Récépissé N° 0010 / HAAC / 12-2020 / pl / P

L’art de l’humour au Togo : l’exemple de Bibisco Bignang  

Le fou rire, le rire narquois, le rire à gorge déployée, le rire narcissique, le rire béat, le rire franc, le rire saccadé, le rire moqueur, etc. Quel qu’il soit, le rire est le mystère de la parole, il est le degré le plus élevé de la communication et donc le comble de la communion. On rit parce qu’on ne s’y attendait pas. En fait, l’humour est une affaire vraiment sérieuse. Et cela, nous vient à l’esprit une allégorie de l’écrivain russe Fiodor Dostoïevski : « Les oiseaux chantent mieux que nous mais, ne rient pas.
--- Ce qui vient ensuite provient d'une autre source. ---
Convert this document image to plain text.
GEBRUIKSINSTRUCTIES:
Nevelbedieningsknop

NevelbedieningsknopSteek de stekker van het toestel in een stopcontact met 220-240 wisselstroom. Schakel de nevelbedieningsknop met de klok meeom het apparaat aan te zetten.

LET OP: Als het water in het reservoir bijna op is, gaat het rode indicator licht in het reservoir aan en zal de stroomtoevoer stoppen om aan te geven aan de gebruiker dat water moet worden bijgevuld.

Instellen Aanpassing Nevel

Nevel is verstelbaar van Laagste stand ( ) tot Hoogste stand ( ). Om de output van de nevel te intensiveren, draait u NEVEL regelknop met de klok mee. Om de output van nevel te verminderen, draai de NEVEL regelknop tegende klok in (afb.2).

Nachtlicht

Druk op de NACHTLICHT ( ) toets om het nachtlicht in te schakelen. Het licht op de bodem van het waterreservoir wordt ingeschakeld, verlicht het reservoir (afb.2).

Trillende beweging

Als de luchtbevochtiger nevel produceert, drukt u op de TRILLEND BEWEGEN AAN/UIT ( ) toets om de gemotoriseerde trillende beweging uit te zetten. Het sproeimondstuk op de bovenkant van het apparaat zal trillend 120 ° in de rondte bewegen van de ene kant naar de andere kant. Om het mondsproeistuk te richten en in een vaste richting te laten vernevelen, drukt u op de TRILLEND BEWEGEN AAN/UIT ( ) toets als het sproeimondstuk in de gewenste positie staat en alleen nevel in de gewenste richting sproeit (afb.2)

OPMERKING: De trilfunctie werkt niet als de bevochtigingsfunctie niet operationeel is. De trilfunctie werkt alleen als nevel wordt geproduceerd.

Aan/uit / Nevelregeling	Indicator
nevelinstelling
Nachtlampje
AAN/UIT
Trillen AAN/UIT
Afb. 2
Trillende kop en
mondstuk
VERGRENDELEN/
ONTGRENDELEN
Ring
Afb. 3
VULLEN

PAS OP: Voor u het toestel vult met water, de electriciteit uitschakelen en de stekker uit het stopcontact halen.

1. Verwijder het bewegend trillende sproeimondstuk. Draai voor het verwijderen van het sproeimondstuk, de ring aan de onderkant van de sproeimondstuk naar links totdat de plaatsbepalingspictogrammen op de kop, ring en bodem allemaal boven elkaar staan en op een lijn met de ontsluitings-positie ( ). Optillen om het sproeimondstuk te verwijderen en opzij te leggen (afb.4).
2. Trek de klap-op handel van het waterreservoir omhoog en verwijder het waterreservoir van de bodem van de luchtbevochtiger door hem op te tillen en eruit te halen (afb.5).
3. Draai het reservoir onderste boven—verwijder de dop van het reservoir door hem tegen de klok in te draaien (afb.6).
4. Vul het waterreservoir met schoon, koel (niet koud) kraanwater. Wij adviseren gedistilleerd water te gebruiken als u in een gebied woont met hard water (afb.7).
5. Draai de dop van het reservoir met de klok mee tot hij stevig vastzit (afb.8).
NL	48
La panthère court plus vite que nous mais, ne rit pas. Le cheval hennit, l’hyène ricane, l’abeille vrombit, l’aigle glatit, le dindon glousse, le pangolin jabote mais, aucun de ces animaux ne rit. Il y aurait donc, une dimension morale du rire. Une dimension incontrôlable. Le rire fait baisser la garde. Il y a un véritable don du rire. Si vous voulez étudier un homme et connaitre son âme, ne faites pas attention à la façon dont il se tait, parle ou pleure. Regardez-le plutôt quand il rit. S’il rit bien, c’est qu’il est bon. »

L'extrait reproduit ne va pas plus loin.